My first month at SMU, I once again had to fight the urge to run away. “I shouldn’t be here,” I thought, as I looked at the Mercedes and Maseratis in the student parking lot in this upscale Dallas neighborhood. I often walked past the university’s service workers and felt I had more in common with them than with my fellow students. When I heard them speak Spanish, I thought of home and was tempted to say something—something more than “¿Qué onda?”—to let them, or myself, know I was one of them. But I worried they’d see me as no different than the students I felt so alienated from. So I said nothing.
But I knew that that sort of self-pity was pointless. I couldn’t help but hear my father’s voice: “Ponte a trabajar, cabrón.” (Loose translation: “Get to work, dumbass.”)

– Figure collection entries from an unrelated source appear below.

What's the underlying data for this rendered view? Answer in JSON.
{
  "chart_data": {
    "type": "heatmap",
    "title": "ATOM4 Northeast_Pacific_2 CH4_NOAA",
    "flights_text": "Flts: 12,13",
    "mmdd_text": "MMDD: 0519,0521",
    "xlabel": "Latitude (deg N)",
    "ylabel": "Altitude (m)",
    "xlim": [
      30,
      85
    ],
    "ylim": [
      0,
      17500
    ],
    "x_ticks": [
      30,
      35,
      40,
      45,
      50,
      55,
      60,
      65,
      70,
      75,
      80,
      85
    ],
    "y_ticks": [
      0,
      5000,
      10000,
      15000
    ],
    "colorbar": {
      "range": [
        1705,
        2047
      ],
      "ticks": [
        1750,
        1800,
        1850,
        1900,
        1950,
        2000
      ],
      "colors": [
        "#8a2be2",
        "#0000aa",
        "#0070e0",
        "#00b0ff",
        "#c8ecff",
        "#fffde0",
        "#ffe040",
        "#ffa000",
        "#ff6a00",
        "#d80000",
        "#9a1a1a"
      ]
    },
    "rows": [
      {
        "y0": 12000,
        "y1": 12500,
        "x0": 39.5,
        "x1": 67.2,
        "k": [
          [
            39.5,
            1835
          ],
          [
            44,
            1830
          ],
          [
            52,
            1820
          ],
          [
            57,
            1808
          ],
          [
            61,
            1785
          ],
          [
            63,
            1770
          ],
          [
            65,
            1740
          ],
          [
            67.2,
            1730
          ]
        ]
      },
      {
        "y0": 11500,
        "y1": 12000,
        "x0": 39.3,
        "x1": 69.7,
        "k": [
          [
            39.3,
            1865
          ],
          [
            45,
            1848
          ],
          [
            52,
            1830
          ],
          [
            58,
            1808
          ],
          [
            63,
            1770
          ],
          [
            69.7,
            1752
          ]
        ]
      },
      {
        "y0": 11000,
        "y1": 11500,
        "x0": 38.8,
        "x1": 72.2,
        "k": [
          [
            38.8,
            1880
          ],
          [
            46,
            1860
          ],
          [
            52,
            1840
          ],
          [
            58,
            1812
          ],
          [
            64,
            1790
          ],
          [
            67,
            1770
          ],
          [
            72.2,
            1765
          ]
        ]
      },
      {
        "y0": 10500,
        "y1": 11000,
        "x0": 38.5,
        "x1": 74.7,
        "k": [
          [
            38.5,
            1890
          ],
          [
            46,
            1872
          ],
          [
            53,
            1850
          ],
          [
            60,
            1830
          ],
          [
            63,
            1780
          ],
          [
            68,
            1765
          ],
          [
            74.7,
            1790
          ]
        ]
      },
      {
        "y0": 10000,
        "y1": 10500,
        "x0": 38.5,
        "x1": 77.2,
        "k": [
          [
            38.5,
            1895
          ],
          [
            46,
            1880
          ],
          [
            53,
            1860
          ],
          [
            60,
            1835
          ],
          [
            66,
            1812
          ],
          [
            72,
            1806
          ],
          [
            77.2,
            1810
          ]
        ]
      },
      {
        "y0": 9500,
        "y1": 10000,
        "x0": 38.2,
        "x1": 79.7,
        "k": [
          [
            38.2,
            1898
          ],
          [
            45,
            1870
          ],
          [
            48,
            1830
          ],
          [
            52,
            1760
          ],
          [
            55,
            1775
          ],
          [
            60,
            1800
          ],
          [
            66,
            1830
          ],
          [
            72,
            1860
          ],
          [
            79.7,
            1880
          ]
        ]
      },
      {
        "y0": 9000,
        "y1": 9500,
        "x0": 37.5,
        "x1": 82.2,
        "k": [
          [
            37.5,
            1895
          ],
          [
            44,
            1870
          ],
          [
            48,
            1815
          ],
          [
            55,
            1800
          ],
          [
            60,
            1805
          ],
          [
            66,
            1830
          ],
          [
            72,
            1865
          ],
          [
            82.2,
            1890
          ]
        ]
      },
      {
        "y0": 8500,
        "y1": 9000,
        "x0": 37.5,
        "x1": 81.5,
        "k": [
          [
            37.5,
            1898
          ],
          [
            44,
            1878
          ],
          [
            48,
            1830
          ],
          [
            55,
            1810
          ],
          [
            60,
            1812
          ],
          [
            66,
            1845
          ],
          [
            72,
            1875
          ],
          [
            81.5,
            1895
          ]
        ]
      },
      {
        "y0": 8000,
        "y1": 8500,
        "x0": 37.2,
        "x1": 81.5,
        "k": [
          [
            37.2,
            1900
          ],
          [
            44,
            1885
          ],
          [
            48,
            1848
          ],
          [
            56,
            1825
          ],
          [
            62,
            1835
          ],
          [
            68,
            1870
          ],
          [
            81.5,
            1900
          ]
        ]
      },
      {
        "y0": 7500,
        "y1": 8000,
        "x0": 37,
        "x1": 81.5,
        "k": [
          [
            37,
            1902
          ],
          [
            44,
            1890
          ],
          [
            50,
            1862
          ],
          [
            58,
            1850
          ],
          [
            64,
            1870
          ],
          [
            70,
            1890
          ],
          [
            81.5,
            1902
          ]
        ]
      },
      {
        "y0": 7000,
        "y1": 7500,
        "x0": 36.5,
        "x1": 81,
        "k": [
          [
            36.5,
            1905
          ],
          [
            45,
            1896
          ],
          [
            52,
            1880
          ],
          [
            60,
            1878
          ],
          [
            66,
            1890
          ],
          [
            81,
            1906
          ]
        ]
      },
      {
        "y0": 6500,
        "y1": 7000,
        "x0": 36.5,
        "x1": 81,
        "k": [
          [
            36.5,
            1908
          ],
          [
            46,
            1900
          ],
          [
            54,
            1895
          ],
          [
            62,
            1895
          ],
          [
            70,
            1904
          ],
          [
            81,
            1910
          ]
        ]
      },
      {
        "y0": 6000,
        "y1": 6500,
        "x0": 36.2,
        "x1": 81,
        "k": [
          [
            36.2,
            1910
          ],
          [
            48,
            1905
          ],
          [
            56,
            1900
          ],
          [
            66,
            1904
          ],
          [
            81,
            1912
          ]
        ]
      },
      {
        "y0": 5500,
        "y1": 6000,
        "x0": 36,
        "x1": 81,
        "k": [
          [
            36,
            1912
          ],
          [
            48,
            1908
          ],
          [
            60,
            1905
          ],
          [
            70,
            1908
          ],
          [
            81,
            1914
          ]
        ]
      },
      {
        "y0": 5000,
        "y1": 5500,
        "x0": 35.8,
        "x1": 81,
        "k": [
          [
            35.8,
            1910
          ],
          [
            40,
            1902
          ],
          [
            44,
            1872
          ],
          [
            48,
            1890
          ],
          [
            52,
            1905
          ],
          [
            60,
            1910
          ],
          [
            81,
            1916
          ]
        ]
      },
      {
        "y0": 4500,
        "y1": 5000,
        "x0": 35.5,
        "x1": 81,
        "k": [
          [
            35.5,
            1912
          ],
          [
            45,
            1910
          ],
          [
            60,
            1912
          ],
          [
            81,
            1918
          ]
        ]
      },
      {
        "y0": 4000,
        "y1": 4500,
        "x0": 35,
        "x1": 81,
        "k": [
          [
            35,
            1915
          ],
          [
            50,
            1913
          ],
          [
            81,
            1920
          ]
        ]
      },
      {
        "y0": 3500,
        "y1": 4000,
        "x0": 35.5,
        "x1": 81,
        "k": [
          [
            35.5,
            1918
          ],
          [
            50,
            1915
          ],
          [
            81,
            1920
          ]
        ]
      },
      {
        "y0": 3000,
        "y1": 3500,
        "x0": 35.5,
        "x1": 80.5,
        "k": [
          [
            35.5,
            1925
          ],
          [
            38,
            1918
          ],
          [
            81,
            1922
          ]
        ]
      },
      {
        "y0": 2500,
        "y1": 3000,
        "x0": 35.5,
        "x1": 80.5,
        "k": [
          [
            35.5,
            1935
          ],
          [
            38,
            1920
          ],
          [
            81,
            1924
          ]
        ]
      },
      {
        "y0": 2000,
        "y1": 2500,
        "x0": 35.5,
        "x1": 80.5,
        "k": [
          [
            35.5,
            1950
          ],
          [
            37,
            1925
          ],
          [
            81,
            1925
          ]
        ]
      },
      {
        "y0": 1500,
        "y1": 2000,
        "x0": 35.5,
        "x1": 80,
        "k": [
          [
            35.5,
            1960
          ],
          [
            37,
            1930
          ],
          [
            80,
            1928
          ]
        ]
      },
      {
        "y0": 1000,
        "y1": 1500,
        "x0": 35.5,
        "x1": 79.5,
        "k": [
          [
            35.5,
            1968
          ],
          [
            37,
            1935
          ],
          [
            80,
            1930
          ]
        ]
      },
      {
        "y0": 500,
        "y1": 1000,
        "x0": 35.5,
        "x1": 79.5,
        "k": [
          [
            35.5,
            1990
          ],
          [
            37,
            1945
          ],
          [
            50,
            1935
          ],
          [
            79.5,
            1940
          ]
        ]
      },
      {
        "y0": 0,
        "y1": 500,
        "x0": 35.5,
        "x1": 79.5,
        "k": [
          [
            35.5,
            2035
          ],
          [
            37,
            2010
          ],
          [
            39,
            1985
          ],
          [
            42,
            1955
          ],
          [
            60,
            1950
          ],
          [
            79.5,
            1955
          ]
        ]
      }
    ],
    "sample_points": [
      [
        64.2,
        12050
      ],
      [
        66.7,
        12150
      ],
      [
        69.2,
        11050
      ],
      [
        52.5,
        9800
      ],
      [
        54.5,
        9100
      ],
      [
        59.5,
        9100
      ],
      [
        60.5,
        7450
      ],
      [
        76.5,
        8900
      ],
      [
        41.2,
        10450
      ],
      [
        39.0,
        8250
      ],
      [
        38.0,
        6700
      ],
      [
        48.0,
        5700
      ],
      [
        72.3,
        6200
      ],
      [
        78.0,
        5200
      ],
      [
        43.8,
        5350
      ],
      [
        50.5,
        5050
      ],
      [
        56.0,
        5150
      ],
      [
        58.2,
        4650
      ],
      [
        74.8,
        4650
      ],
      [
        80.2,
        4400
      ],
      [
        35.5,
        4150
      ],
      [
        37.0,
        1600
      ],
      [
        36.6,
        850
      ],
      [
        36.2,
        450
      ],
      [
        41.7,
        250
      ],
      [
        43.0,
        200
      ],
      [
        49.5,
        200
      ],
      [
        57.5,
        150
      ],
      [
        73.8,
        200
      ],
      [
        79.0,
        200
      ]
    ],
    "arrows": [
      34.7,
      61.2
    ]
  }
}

During those first few weeks at SMU, I struggled. I imagined the absurdity of returning home a failure and facing loved ones who not even a month before, during a going-away party, had told me how proud they were of what I’d accomplished. I came to understand the loneliness my parents must have felt when they first settled in the U.S., a country where they didn’t speak the language, didn’t understand the ways of the people who sat above them on the social ladder, and had only the faintest idea of how to help their children climb that ladder.
In October of my first year at SMU, my parents came to visit me. They were struck by how green everything was, but what caught their eye—and mine, when I first arrived—were the fountains. SMU has four large fountains that are grand with water that gushes so loudly that if you close your eyes, you can imagine yourself beside a raging river.
My parents stood and stared at one of the fountains, seemingly entranced by the spectacle of this aquatic wonder. But, perhaps because I had spent so much of my life building things and fixing things, I couldn’t help but wonder how many thousands of dollars and man-hours are expended every year on the fountains’ upkeep. Contemplating those gorgeous cascades, I saw something else too: the distance between the aridity of the desert and the excesses of a lush university campus, the gap between where I came from and where I am now and the uneasiness that comes with the transition from one to the other.
As much as they pushed me to create a life for myself that was different than the one they lived, my parents don’t really understand what I do at SMU. “I read, and I write about what I read,” I explain in Spanish, with a sense of embarrassment and even guilt. “I’m trying to be a doctor but not a real one.” This seems to satisfy them.
Looking at that water soar up into the air and cascade to the ground, they surely understood that their son had found his way to a place very different from our desert home. A home I miss and still fight the urge to run back to.
Roberto José Andrade Franco, a History PhD candidate at SMU, is writing a dissertation on boxing’s influence on Mexican and Mexican American identity.